Common Errors About Christ’s Second Coming

Marv blog 160817
Posted by Marvin Newell.

What is your opinion about the second coming of Christ? How does it inform your missiology? More specifically, how does it relate to your idea of “finishing the task?” Jesus promised us that he would be with us until “the end of the age” (Mt 28:20). Most consider that end will be when Jesus returns to earth a second time. Yet, I see three common errors in this regard.

  1. The subtle feeling that Jesus is not really coming back. It has been a long, long time – 2000 years – since Jesus walked on planet earth and promised that he would reappear. Generation after generation of believers have banked on Jesus returning in their lifetime, only to be disheartened that he did not. The subtle feeling easily creeps into our minds that by the promise remaining unfulfilled means it will not really occur. Did you awake this morning with even an inkling that Jesus might return today? Probably not. Did you pray for it to happen? Probably not. Did you hope for it to happen? Probably not. You likely didn’t give it a second thought. We have become increasingly agnostic about its possibility to the point of doubting its probability.

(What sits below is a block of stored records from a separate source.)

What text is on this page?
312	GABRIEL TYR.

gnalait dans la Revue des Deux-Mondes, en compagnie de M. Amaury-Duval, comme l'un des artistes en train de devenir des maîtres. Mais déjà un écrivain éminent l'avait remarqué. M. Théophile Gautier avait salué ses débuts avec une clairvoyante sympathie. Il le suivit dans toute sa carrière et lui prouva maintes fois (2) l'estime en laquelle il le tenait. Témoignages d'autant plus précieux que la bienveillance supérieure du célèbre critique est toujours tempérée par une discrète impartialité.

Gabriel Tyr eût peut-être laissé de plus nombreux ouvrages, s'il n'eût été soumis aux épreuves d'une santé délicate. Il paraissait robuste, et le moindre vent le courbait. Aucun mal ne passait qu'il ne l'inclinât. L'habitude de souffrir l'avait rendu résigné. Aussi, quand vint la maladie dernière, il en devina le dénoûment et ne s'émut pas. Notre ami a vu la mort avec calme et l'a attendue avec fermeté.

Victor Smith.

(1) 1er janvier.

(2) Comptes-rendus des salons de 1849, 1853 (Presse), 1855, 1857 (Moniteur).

Yet, it was Jesus himself who said during his first appearance on earth, “When the Son of Man comes in his glory, and all the angels with him, he will sit on his glorious throne. All the nations will be gathered before him…” (Mt 25:31-32). He mentioned his coming a second time as fact, not an empty promise.
  2. The belief that Jesus’ delayed return is our fault. There is a prevailing guilt complex that is based on the belief that we have not done our part to bring Jesus back. After all Jesus said, “And this gospel of the kingdom will be preached in the whole world as a testimony to all nations, and then the end will come” (Mt 24:14). The thought is that because we have been slow, lazy, unenthused and even disobedient about taking the gospel to the world, Jesus cannot yet return. He is impatiently waiting for us to do our part. This belief is based on a humanistic managerial supposition that Jesus’ return is dependent on us, not him. It is posited, if we would only ratchet up our evangelistic efforts, then we will make possible Jesus’ second coming. However, remember that when the disciples asked an identical question about the future, Jesus’ response was, “It is not for you to know times or seasons that the Father has fixed by his own authority” (Act 1:7). God the Father will send his Son the second time when he sees fit. It is all about his timing and plan, not ours. It is all about his authority, not our activity.
  3. The belief that Jesus cannot return until all people groups are reached. This view is held based on the assurance that all ethnic groups will be represented before the throne of God in heaven (Rev 5:9, 7:9) and since not all have been “reached,” Jesus cannot return. However, does not awaiting the evangelization of all the ethnicities in the world (according to our measurements) contradict belief in the imminent return of Christ?

Both Matthew 28:19 and Luke 24:47 command the church to reach every ethno-linguistic group (panta ta ethne). There will be representatives in heaven from each of them (Rev. 5:9, 7:9, 15:3-4) and yet it is estimated that of 16,700 people groups in the world only 9,653 have been “reached.” Does this mean that Jesus cannot yet return?

It does not – and here is why:

  1. Efforts in the past. We do not know for certain if a people group that seems to be unreached now was not evangelized in the past. A good example is Turkey. In past centuries the church thrived in that country. Sadly, there are very few believers in that land today. Certainly if Jesus was to return this very hour there would be many ethnics from Turkey in heaven – believers from Galatia, Colossae, and Ephesus – since the gospel was embraced by many of those residents in the distant past.
  2. Efforts in the present. With the current migration of peoples across the globe, we do not know if representatives from highly restricted countries con­taining unreached people groups have been brought to Christ in their host country. Neither do we know if there are those within unreached people blocks who, unknown to us, have been reached through media technology such as Christian radio broadcasts, television, or Internet. We do know that there are secret believers in highly restricted places like Saudi Arabia who have found Christ through these means.
  3. Efforts in the future. The end times must be considered. Those of differing eschatological opinions may take exception to my view of The End Times, but follow this plausible explanation.

From Revelation chapter 7 we know that after God takes the Church out of the world, he will preserve 144,000 wit­nesses from Israel. These witnesses who will be on earth during a time of great tribulation, will have the opportunity to proclaim the gospel around the globe. Theirs will be the task of “mopping up” the last remaining people groups still needing to be evan­gelized before the final end comes.

Though we don’t know for certain, it could well be that at this moment, if Jesus were to return to earth, there would be repre­sentatives from every people, tribe, tongue, and nation gathered before his throne to praise him and thank him for his provision of salvation. We also do not know for certain, but it could be that a final ingathering will take place later by the witness of the 144,000. But because of what we do know from Scripture, it is our responsibility to reach all peoples that are still unengaged and unreached. This does not lessen our obligation.

So, what’s your opinion about the second coming of Christ? Do you believe in it? Do you think you must ”finish the task” to make it happen? Do you think it could happen at any moment? I’d like to know.